People would ask me where I was going over the winter break. The last few years it's been warm places like Cambodia and Vietnam, or thick snowy places like Poland and Ukraine. They know I'm a sucker for places with intriguing names like Moldova (still on the list), Bolivia (also still on the list), Luang Prabang, and Nuuk. Also, being from California, I naturally have certain prejudices when it comes to the Southern states. We all do.
So I got some confused looks when I told people I would be traveling this winter to... Alabama. That's right - and Mississippi, too. That backward and confused region of the United States we call the South, land of bigotry, economically depressed, a blot on the respectability of the nation, an embarassment really, like the third cousin twice removed who always drinks too much at weddings... you kind of wish you could say, "he's not with me... no really, the relation is quite distant."
To a native born Californian, the South is a foreign land. Strange customs. Funny accents. Everyone y'all-ing and ma'am-ing all the time. Nobody from California goes to the South for vacation.
And yet, the South was the heart of the Civil Rights movement. It was where our race problems were greatest. It was where our solutions were most difficult, and therefore most interesting. That's what my mom and I wanted to see when we proposed to do a road trip through Alabama and Mississippi, and we did. What we didn't expect was to find people so consciously continuing to engage in that same problem solving today. Race seemed to be on people's minds all the time, everywhere, openly talked about, and everyone had an opnion about it they wanted to share.
We knew we were indeed in another world before we even parked our rental car at our hotel in the Montgomery civic center. We arrived at night and the place was like a ghost town... not a person to be seen, not a shop with its lights on, not a restaurant, bar or place of business. With some hesitation, we asked the hotel desk clerk if he knew where we could get a bit to eat. "Y'all won't find anything open round here this time of night," he said. It was 11:00 pm.
"Not even a shop where we can get some crackers?" I asked.
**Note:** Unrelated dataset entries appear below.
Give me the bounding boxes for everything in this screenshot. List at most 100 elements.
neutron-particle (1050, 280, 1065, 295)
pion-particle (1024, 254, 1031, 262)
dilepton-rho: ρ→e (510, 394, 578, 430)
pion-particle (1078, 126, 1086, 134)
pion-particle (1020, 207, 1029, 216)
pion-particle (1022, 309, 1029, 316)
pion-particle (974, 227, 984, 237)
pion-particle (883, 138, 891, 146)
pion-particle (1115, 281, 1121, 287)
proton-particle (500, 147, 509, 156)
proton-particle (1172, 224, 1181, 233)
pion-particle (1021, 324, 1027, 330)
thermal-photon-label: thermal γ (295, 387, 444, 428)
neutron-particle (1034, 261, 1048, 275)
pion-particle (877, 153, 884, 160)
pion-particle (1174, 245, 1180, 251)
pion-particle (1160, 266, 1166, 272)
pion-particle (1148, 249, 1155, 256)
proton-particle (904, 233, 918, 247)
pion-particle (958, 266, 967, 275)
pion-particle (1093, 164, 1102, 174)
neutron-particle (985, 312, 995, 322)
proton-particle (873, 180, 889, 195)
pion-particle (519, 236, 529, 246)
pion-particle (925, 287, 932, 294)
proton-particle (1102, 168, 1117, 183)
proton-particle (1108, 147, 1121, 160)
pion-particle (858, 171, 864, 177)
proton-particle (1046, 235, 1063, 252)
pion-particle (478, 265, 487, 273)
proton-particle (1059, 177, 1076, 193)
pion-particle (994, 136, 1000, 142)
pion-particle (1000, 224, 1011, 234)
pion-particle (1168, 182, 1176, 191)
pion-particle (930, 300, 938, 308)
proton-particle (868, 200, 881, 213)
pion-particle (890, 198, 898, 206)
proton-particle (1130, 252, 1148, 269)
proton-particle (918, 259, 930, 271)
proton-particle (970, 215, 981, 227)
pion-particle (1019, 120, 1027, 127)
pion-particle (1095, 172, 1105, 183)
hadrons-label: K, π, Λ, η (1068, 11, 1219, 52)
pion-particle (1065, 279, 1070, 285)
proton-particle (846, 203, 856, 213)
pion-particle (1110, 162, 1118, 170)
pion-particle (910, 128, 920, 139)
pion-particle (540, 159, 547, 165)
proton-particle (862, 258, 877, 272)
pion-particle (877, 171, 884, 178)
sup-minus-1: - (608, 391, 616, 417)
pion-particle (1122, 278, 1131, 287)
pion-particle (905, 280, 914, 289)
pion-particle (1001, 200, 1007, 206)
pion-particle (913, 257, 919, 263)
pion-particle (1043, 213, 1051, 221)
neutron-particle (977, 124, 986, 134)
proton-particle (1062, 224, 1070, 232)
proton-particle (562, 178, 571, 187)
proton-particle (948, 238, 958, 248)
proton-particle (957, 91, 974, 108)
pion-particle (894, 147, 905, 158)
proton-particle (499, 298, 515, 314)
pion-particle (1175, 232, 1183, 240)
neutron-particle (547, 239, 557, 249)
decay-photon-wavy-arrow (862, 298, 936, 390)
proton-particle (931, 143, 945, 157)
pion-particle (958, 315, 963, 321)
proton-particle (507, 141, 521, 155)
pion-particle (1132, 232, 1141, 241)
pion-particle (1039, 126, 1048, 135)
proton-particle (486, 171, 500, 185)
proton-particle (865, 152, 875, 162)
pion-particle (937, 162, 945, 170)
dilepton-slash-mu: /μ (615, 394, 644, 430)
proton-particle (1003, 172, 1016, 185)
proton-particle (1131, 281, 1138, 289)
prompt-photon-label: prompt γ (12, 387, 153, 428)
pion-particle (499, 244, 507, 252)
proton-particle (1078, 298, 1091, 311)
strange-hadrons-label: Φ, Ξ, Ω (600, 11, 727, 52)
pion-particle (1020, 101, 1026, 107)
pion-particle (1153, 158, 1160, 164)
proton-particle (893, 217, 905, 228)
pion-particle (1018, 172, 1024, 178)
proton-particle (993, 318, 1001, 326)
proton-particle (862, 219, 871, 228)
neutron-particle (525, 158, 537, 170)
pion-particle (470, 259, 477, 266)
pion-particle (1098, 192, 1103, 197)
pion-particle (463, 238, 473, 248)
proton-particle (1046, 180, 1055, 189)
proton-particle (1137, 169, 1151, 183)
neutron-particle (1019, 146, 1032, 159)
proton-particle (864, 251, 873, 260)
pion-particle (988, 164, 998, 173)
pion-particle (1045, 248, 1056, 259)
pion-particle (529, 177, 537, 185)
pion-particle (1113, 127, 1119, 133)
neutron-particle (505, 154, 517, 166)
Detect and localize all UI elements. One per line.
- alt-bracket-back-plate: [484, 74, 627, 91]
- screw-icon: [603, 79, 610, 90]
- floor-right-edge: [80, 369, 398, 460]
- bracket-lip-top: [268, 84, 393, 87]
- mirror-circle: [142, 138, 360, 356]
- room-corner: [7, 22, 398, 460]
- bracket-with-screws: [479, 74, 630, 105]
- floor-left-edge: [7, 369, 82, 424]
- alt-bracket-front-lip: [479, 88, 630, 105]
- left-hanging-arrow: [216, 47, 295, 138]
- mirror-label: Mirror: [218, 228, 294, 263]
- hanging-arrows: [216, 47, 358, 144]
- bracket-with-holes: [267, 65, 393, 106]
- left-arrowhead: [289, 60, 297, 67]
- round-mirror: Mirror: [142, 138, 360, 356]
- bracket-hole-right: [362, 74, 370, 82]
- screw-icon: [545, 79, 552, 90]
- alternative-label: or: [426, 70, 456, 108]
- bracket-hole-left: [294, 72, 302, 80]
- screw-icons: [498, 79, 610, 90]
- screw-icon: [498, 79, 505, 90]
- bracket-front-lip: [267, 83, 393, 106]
"I might be able to find you a Lean Cuisine back in the fridge." He was a talkative guy, and very helpful. Quite generous with the Southern hospitality we'd heard about. We suspected the Lean Cuisine was probably from his own personal stash and we set out for a walk. We did eventually find some crackers in a hotel gift shop down the street. We slept well that night, stuffed with Cheez-Its and orange juice, and wondering what Montgomery would have in store for us in the morning. First on our list: the Rosa Parks bus stop.